Editoriale

Era la nipote di Mubarak

Non sarà lo statista che in Europa e nel mondo ci invidiavano, ed è pur sempre un imprenditore pregiudicato per reati di frode fiscale, oltre che un ex presidente del […]

Pubblicato più di 10 anni faEdizione del 19 luglio 2014

Non sarà lo statista che in Europa e nel mondo ci invidiavano, ed è pur sempre un imprenditore pregiudicato per reati di frode fiscale, oltre che un ex presidente del consiglio a processo per la compra-vendita di parlamentari. Ma con l’assoluzione pronunciata dai giudici della corte d’appello di Milano, oggi Silvio Berlusconi conquista l’invidiabile status di anziano miliardario a tal punto credulone da scambiare Ruby per la nipote di Mubarak.

Quelle sei telefonate in una notte, alla questura di Milano, mentre era a Parigi per un importante vertice internazionale, erano semplicemente un gesto umanitario verso una ragazza reclutata in una casa-famiglia dai suoi amici, malauguratamente finita in questura per furto. E come avrebbe potuto un presidente del consiglio, privo di collaboratori e informatori, immaginare che l’oggetto delle sue paterne cure fosse una minorenne in cerca di protezione e denaro in cambio di sesso?

Del resto c’è una legge che per questo tipo di reati, tra adulti e minori, prevede “l’ignoranza inevitabile”, cioè la possibilità, nel caso nostro, che l’anziano benefattore ignorasse l’anagrafe dell’ospite delle sue cene eleganti. I magistrati che lo avevano condannato a sette anni e all’interdizione perenne dai pubblici uffici, non potevano pretendere che l’uomo più potente del paese fosse informato dell’età di ogni singola passeggera di quella carovana di donne pagate per esclusivamente per l’amabile conversazione come, al di là di ogni sospetto, spiegava l’affidabile Minetti, maestra di burlesque («c’è la disperata, c’è quella che viene dalle favelas, c’è la zoccola…»). Né c’è chi possa legittimamente sospettare che lo spacchettamento del gravissimo reato di concussione, con l’introduzione della fattispecie di “indebita induzione”, sia stato congegnato per offrire ai magistrati la formula legale per ripulire l’immagine dell’imputato eccellente. Evidentemente la sentenza di primo grado aveva completamente travisato la realtà dei fatti.

Del resto questo non è il paese divorato dal conflitto di interessi fino al punto di cancellare i confini e i conflitti tra destra e sinistra a favore di quell’amalgama, riuscitissimo, delle larghe intese, oggi brillantemente ribattezzate come il patto costituente del Nazareno.
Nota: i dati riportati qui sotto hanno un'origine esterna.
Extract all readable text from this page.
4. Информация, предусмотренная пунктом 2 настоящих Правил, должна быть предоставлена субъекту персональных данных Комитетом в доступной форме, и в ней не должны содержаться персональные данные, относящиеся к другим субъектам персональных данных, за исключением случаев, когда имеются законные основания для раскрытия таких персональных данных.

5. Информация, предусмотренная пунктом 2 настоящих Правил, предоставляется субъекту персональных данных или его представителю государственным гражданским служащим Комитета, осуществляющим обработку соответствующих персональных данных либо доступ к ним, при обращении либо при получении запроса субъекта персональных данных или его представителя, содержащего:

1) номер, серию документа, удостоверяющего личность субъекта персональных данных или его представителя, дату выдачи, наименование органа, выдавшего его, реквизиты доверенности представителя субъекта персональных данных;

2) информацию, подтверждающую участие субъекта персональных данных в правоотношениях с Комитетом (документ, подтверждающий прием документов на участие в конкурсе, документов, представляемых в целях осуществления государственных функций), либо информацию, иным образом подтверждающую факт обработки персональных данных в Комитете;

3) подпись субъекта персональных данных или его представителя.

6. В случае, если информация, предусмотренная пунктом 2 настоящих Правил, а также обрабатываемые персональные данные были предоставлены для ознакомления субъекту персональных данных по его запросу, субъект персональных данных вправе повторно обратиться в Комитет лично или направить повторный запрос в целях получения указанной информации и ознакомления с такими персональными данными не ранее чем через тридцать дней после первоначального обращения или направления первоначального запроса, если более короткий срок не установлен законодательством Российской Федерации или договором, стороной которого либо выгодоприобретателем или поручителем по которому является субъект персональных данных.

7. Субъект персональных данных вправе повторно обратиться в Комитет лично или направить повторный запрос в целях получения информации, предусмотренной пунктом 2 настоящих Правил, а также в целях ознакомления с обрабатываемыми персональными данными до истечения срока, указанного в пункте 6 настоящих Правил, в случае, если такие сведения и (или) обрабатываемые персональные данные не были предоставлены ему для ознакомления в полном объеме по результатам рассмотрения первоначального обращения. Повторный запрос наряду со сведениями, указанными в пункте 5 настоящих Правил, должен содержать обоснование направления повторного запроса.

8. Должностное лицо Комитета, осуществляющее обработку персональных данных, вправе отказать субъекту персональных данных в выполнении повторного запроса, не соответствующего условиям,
Così come in nessun modo il nuovo potere renziano, artefice del patto, può aver influito sul giudizio di assoluzione che ha graziato Berlusconi. La realtà supera sempre la fantasia, e dice che non c’era bisogno di questa assoluzione per ridare a Berlusconi il ruolo di partner privilegiato nella revisione delle regole democratiche. Come si diceva una volta, il problema è politico.